Bambra

History
- Builder: AKT GES Weser
- Completed: August 1903
- Identification: Official number 139033
- Fate: Scrapped

General characteristics
- Tonnage: 3,302 GRT, 2,578 DWT
- Propulsion: Triple expansion engine
- Speed: 14 knots

= Bambra (ship) =

Bambra was a ship by AKT GES Weser for Norddeutscher Lloyd in 1903 and subsequently operated by a number of other operators.

==History==
The ship was completed in August 1903 by AKT GES Weser, Bremen for Norddeutscher Lloyd as the Prinz Sigismund for use on the Singapore to Australia service.

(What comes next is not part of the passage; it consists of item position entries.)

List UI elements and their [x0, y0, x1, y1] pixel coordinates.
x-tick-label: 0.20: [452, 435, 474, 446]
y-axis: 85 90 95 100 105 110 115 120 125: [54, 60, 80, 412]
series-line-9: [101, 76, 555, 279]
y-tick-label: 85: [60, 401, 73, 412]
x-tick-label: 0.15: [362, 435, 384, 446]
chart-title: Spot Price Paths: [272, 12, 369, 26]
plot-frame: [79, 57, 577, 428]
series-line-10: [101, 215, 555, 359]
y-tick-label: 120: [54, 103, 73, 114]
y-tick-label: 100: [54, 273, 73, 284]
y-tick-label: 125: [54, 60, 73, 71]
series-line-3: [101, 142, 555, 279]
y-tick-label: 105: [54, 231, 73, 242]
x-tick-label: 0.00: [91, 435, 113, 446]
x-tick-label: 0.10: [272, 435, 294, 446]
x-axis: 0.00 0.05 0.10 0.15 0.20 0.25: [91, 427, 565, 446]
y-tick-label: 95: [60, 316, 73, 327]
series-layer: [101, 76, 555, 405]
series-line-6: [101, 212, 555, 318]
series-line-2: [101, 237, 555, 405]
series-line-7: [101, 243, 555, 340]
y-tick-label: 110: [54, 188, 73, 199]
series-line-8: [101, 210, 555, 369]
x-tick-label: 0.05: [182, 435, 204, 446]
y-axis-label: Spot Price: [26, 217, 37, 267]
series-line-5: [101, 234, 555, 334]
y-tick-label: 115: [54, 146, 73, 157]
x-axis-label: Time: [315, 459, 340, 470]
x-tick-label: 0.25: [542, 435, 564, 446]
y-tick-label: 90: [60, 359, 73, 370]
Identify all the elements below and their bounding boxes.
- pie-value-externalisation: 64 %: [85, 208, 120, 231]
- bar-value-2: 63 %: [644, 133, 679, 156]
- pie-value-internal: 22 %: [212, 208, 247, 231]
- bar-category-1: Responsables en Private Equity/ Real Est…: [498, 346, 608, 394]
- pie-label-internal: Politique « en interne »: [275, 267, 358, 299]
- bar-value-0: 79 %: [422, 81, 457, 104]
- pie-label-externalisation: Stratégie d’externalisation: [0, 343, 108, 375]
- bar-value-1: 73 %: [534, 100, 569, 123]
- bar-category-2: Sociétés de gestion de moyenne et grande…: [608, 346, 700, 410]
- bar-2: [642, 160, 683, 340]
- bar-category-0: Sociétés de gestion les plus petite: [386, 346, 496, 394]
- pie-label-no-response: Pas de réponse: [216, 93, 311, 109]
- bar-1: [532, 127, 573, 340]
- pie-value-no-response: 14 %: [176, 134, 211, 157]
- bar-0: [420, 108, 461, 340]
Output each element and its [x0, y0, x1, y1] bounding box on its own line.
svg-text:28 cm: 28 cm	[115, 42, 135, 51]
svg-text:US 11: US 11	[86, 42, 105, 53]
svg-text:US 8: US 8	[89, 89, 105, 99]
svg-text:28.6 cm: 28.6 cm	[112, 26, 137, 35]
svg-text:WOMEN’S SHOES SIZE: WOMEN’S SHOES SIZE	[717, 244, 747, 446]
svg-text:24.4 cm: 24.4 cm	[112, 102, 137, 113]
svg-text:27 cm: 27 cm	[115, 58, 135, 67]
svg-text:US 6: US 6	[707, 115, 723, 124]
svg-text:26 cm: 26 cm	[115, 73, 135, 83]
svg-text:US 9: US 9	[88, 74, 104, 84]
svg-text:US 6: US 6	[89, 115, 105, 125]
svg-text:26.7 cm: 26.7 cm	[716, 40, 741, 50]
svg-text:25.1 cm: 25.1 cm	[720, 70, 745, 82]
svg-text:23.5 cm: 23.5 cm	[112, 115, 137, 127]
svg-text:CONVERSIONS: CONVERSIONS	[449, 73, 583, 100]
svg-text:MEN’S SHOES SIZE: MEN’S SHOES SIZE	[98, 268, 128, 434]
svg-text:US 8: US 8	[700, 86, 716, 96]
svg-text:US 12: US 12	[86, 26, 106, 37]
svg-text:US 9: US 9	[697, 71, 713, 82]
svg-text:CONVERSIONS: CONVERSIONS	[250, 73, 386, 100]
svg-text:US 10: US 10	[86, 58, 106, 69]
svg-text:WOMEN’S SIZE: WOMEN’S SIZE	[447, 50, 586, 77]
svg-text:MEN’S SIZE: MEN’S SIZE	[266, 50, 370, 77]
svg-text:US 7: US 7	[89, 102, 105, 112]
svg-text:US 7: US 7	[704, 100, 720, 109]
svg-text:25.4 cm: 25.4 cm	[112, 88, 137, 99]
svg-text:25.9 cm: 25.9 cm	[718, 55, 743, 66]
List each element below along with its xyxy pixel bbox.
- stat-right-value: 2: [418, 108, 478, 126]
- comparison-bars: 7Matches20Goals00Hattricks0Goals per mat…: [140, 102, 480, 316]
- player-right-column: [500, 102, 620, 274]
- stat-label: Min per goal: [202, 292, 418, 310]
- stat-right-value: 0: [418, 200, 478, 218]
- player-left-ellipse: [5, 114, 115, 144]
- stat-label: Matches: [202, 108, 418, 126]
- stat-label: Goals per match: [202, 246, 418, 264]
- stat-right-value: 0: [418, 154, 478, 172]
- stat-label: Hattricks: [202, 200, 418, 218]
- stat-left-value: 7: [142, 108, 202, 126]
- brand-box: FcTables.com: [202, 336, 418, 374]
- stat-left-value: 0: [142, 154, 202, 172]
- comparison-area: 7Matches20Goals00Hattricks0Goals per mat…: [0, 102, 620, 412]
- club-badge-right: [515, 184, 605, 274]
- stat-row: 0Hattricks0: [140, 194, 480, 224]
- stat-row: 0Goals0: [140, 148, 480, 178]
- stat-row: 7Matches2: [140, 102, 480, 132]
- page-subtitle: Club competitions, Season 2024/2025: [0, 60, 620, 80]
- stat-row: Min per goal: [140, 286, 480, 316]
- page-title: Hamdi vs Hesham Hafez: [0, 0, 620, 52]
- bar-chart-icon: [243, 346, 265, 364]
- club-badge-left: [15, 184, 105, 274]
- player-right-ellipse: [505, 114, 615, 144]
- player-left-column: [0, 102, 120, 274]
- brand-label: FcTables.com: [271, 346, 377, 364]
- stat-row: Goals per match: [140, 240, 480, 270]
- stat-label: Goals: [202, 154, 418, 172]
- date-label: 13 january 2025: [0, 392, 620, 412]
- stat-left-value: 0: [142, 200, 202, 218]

Upon the outbreak of World War I, it was seized on 4 August 1914 by the Government of Australia in Brisbane at the request of the Government of the United Kingdom. After court action over the ownership of its cargo, it was briefly operated by the Royal Australian Navy renamed the N2. It proved unsatisfactory and was laid up before being chartered to Stateships as a replacement for the Western Australia. It arrived in Fremantle in June 1915, being renamed Bambra in June 1916.

It proved to be too large and deep for ports on the North West Australia service, often running aground and colliding with jetties. Having been replaced by the Koolinda, it was transferred to the Board of Trade, leaving for Harwich in February 1927 and scrapped in 1928.